The vulnerability is an OS command injection flaw that allows an authenticated privileged user to craft and send malicious CLI requests to a Fortinet FortiAP access point, leading to execution of arbitrary operating‑system commands. This can compromise the confidentiality, integrity, and availability of the device and any connected network segments.

Affected devices include Fortinet FortiAPs, FortiAP‑U, and FortiAP‑W2. Versions ranging from FortiAP 7.6.0 through 7.6.2, FortiAP 7.4.0 through 7.4.5, all 7.2 releases, all 7.0 releases, all 6.4 releases, FortiAP‑U 7.0.0 through 7.0.5 as well as all 6.2 releases, FortiAP‑W2 7.4.0 through 7.4.4, all 7.2 releases, and all 7.0 releases are impacted.

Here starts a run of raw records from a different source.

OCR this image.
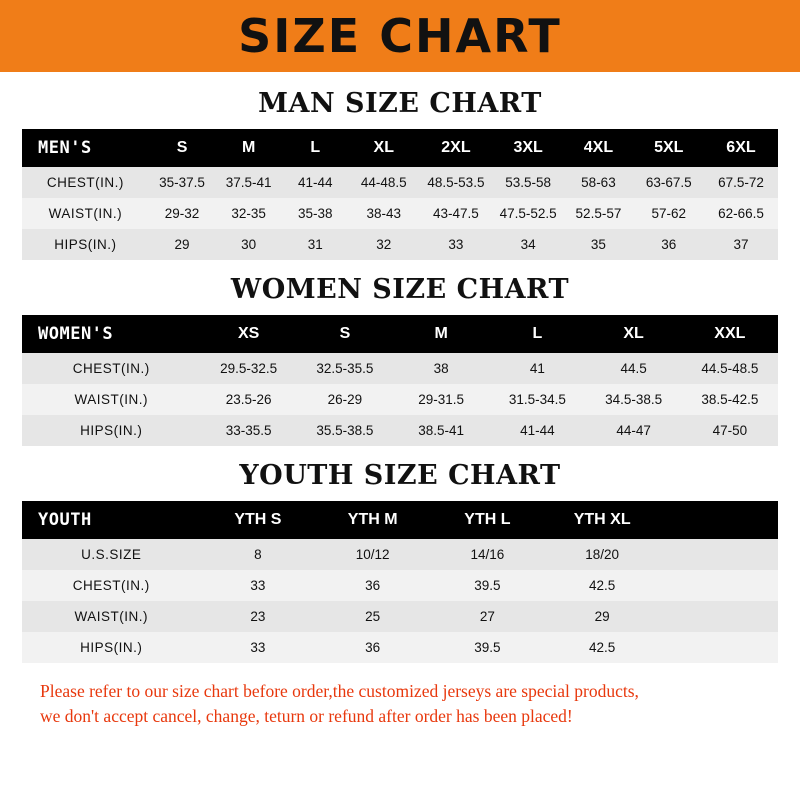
SIZE CHART
MAN SIZE CHART
MEN'S	S	M	L	XL	2XL	3XL	4XL	5XL	6XL
CHEST(IN.)	35-37.5	37.5-41	41-44	44-48.5	48.5-53.5	53.5-58	58-63	63-67.5	67.5-72
WAIST(IN.)	29-32	32-35	35-38	38-43	43-47.5	47.5-52.5	52.5-57	57-62	62-66.5
HIPS(IN.)	29	30	31	32	33	34	35	36	37
WOMEN SIZE CHART
WOMEN'S	XS	S	M	L	XL	XXL
CHEST(IN.)	29.5-32.5	32.5-35.5	38	41	44.5	44.5-48.5
WAIST(IN.)	23.5-26	26-29	29-31.5	31.5-34.5	34.5-38.5	38.5-42.5
HIPS(IN.)	33-35.5	35.5-38.5	38.5-41	41-44	44-47	47-50
YOUTH SIZE CHART
YOUTH	YTH S	YTH M	YTH L	YTH XL	
U.S.SIZE	8	10/12	14/16	18/20	
CHEST(IN.)	33	36	39.5	42.5	
WAIST(IN.)	23	25	27	29	
HIPS(IN.)	33	36	39.5	42.5	
Please refer to our size chart before order,the customized jerseys are special products,
we don't accept cancel, change, teturn or refund after order has been placed!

The CVSS score of 6.1 indicates a medium severity assessment, but the nature of the flaw—unauthorized command execution—raises the threat level. Exploitation requires authentication with privileged credentials and network access to the device’s CLI interface, characteristics that typically align with a compromised internal user or an attacker who has gained foothold and then escalated privileges. No EPSS score is available and the vulnerability is not currently listed in CISA’s KEV catalog, suggesting that no widespread public exploits have been observed. Nevertheless, the potential impact of full device compromise warrants close attention and timely mitigation.